The US dollar index (DXY) has fallen below 100, and gold has risen to new high times as escalating tariffs have increased global economic uncertainty. Therefore, asset prices have taken a hit – especially in the technology sector and cryptocurrencies.
Since when it reached its height of $ 109,000 in January, Bitcoin (BTC) has fallen approx. 26%. Compared to the “magnificent seven” tech shares, Bitcoin’s Drawdown sits right in the middle and signalizes its growing maturity as an asset.

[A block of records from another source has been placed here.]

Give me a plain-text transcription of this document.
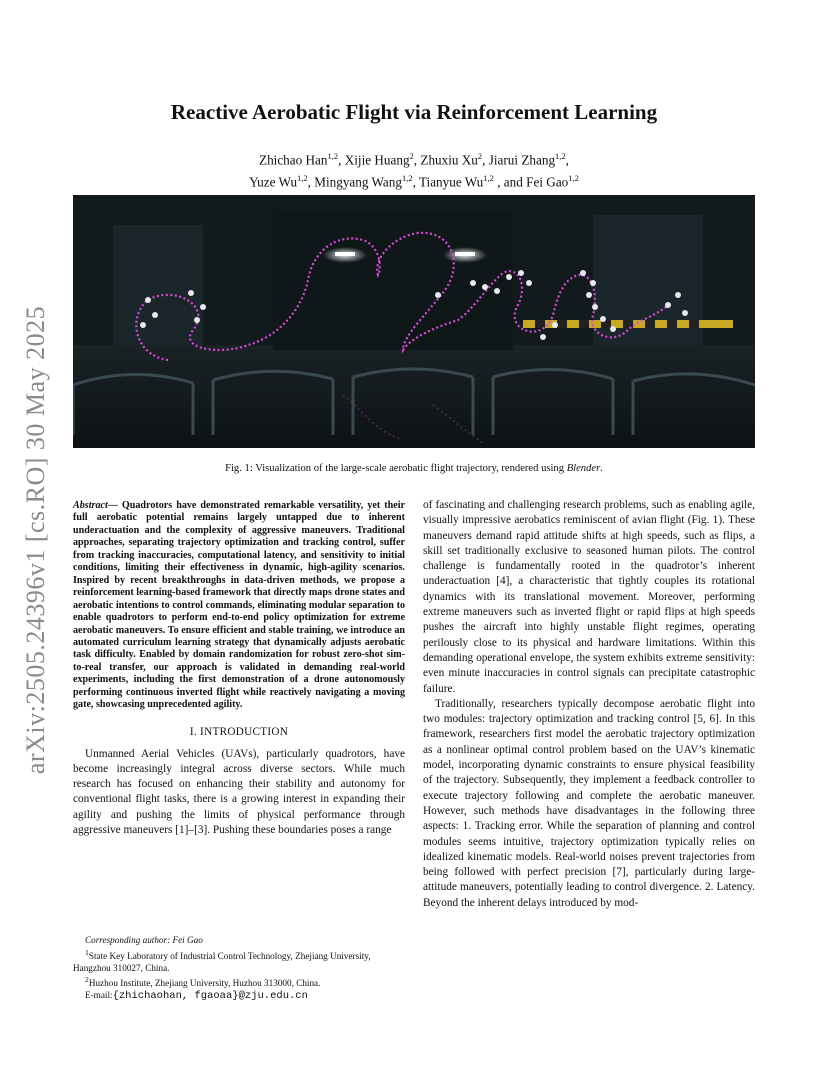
arXiv:2505.24396v1 [cs.RO] 30 May 2025
Reactive Aerobatic Flight via Reinforcement Learning
Zhichao Han$^{1,2}$, Xijie Huang$^2$, Zhuxiu Xu$^2$, Jiarui Zhang$^{1,2}$,
Yuze Wu$^{1,2}$, Mingyang Wang$^{1,2}$, Tianyue Wu$^{1,2}$ , and Fei Gao$^{1,2}$
Fig. 1: Visualization of the large-scale aerobatic flight trajectory, rendered using Blender.
Abstract— Quadrotors have demonstrated remarkable versatility, yet their full aerobatic potential remains largely untapped due to inherent underactuation and the complexity of aggressive maneuvers. Traditional approaches, separating trajectory optimization and tracking control, suffer from tracking inaccuracies, computational latency, and sensitivity to initial conditions, limiting their effectiveness in dynamic, high-agility scenarios. Inspired by recent breakthroughs in data-driven methods, we propose a reinforcement learning-based framework that directly maps drone states and aerobatic intentions to control commands, eliminating modular separation to enable quadrotors to perform end-to-end policy optimization for extreme aerobatic maneuvers. To ensure efficient and stable training, we introduce an automated curriculum learning strategy that dynamically adjusts aerobatic task difficulty. Enabled by domain randomization for robust zero-shot sim-to-real transfer, our approach is validated in demanding real-world experiments, including the first demonstration of a drone autonomously performing continuous inverted flight while reactively navigating a moving gate, showcasing unprecedented agility.
I. INTRODUCTION

Unmanned Aerial Vehicles (UAVs), particularly quadrotors, have become increasingly integral across diverse sectors. While much research has focused on enhancing their stability and autonomy for conventional flight tasks, there is a growing interest in expanding their agility and pushing the limits of physical performance through aggressive maneuvers [1]–[3]. Pushing these boundaries poses a range

Corresponding author: Fei Gao

$^1$State Key Laboratory of Industrial Control Technology, Zhejiang University, Hangzhou 310027, China.

$^2$Huzhou Institute, Zhejiang University, Huzhou 313000, China.

E-mail:{zhichaohan, fgaoaa}@zju.edu.cn

of fascinating and challenging research problems, such as enabling agile, visually impressive aerobatics reminiscent of avian flight (Fig. 1). These maneuvers demand rapid attitude shifts at high speeds, such as flips, a skill set traditionally exclusive to seasoned human pilots. The control challenge is fundamentally rooted in the quadrotor’s inherent underactuation [4], a characteristic that tightly couples its rotational dynamics with its translational movement. Moreover, performing extreme maneuvers such as inverted flight or rapid flips at high speeds pushes the aircraft into highly unstable flight regimes, operating perilously close to its physical and hardware limitations. Within this demanding operational envelope, the system exhibits extreme sensitivity: even minute inaccuracies in control signals can precipitate catastrophic failure.

Traditionally, researchers typically decompose aerobatic flight into two modules: trajectory optimization and tracking control [5, 6]. In this framework, researchers first model the aerobatic trajectory optimization as a nonlinear optimal control problem based on the UAV’s kinematic model, incorporating dynamic constraints to ensure physical feasibility of the trajectory. Subsequently, they implement a feedback controller to execute trajectory following and complete the aerobatic maneuver. However, such methods have disadvantages in the following three aspects: 1. Tracking error. While the separation of planning and control modules seems intuitive, trajectory optimization typically relies on idealized kinematic models. Real-world noises prevent trajectories from being followed with perfect precision [7], particularly during large-attitude maneuvers, potentially leading to control divergence. 2. Latency. Beyond the inherent delays introduced by mod-
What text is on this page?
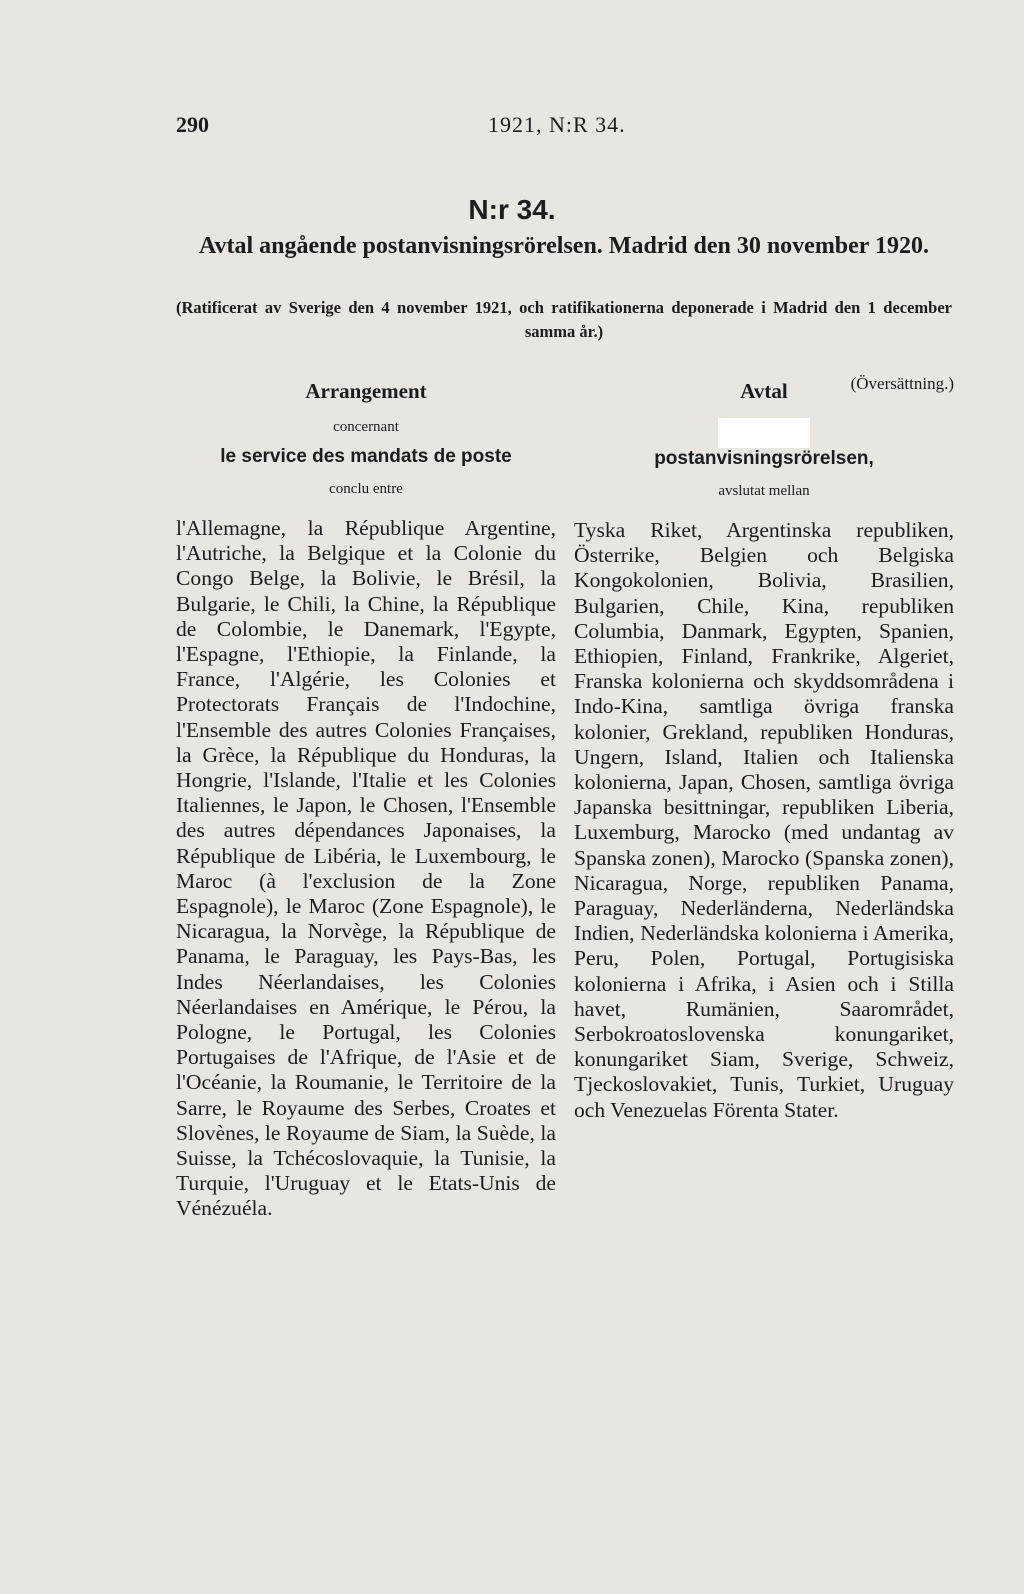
290	1921, N:R 34.
N:r 34.
Avtal angående postanvisningsrörelsen. Madrid den 30 november 1920.
(Ratificerat av Sverige den 4 november 1921, och ratifikationerna deponerade i Madrid den 1 december samma år.)
(Översättning.)
Arrangement
concernant
le service des mandats de poste
conclu entre
l'Allemagne, la République Argentine, l'Autriche, la Belgique et la Colonie du Congo Belge, la Bolivie, le Brésil, la Bulgarie, le Chili, la Chine, la République de Colombie, le Danemark, l'Egypte, l'Espagne, l'Ethiopie, la Finlande, la France, l'Algérie, les Colonies et Protectorats Français de l'Indochine, l'Ensemble des autres Colonies Françaises, la Grèce, la République du Honduras, la Hongrie, l'Islande, l'Italie et les Colonies Italiennes, le Japon, le Chosen, l'Ensemble des autres dépendances Japonaises, la République de Libéria, le Luxembourg, le Maroc (à l'exclusion de la Zone Espagnole), le Maroc (Zone Espagnole), le Nicaragua, la Norvège, la République de Panama, le Paraguay, les Pays-Bas, les Indes Néerlandaises, les Colonies Néerlandaises en Amérique, le Pérou, la Pologne, le Portugal, les Colonies Portugaises de l'Afrique, de l'Asie et de l'Océanie, la Roumanie, le Territoire de la Sarre, le Royaume des Serbes, Croates et Slovènes, le Royaume de Siam, la Suède, la Suisse, la Tchécoslovaquie, la Tunisie, la Turquie, l'Uruguay et le Etats-Unis de Vénézuéla.
Avtal
postanvisningsrörelsen,
avslutat mellan
Tyska Riket, Argentinska republiken, Österrike, Belgien och Belgiska Kongokolonien, Bolivia, Brasilien, Bulgarien, Chile, Kina, republiken Columbia, Danmark, Egypten, Spanien, Ethiopien, Finland, Frankrike, Algeriet, Franska kolonierna och skyddsområdena i Indo-Kina, samtliga övriga franska kolonier, Grekland, republiken Honduras, Ungern, Island, Italien och Italienska kolonierna, Japan, Chosen, samtliga övriga Japanska besittningar, republiken Liberia, Luxemburg, Marocko (med undantag av Spanska zonen), Marocko (Spanska zonen), Nicaragua, Norge, republiken Panama, Paraguay, Nederländerna, Nederländska Indien, Nederländska kolonierna i Amerika, Peru, Polen, Portugal, Portugisiska kolonierna i Afrika, i Asien och i Stilla havet, Rumänien, Saarområdet, Serbokroatoslovenska konungariket, konungariket Siam, Sverige, Schweiz, Tjeckoslovakiet, Tunis, Turkiet, Uruguay och Venezuelas Förenta Stater.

Tesla (TSLA) is currently the worst artist down almost 50% from its peak. Nvidia (NVDA) comes with a decrease of 31%. Apple (AAPL), Bitcoin, Meta (Meta), Google (GOOG) and Amazon (Amzn) have all fallen around 26%, while Microsoft (MSFT) stands out with a relatively modest 18% step -down.
To highlight Bitcoin’s resilience in this current 3-month correction is to compare it to a similar period during its downturn from 2021-from November 2021 to February 2022-when it dropped 45% from $ 69,000 to $ 38,000. At that time, Bitcoin was the worst artist among the big technology names, although Tesla also suffered significantly.
This comparison emphasizes how Bitcoin has become more elastic over time as its market cycles progress and the asset continues to mature.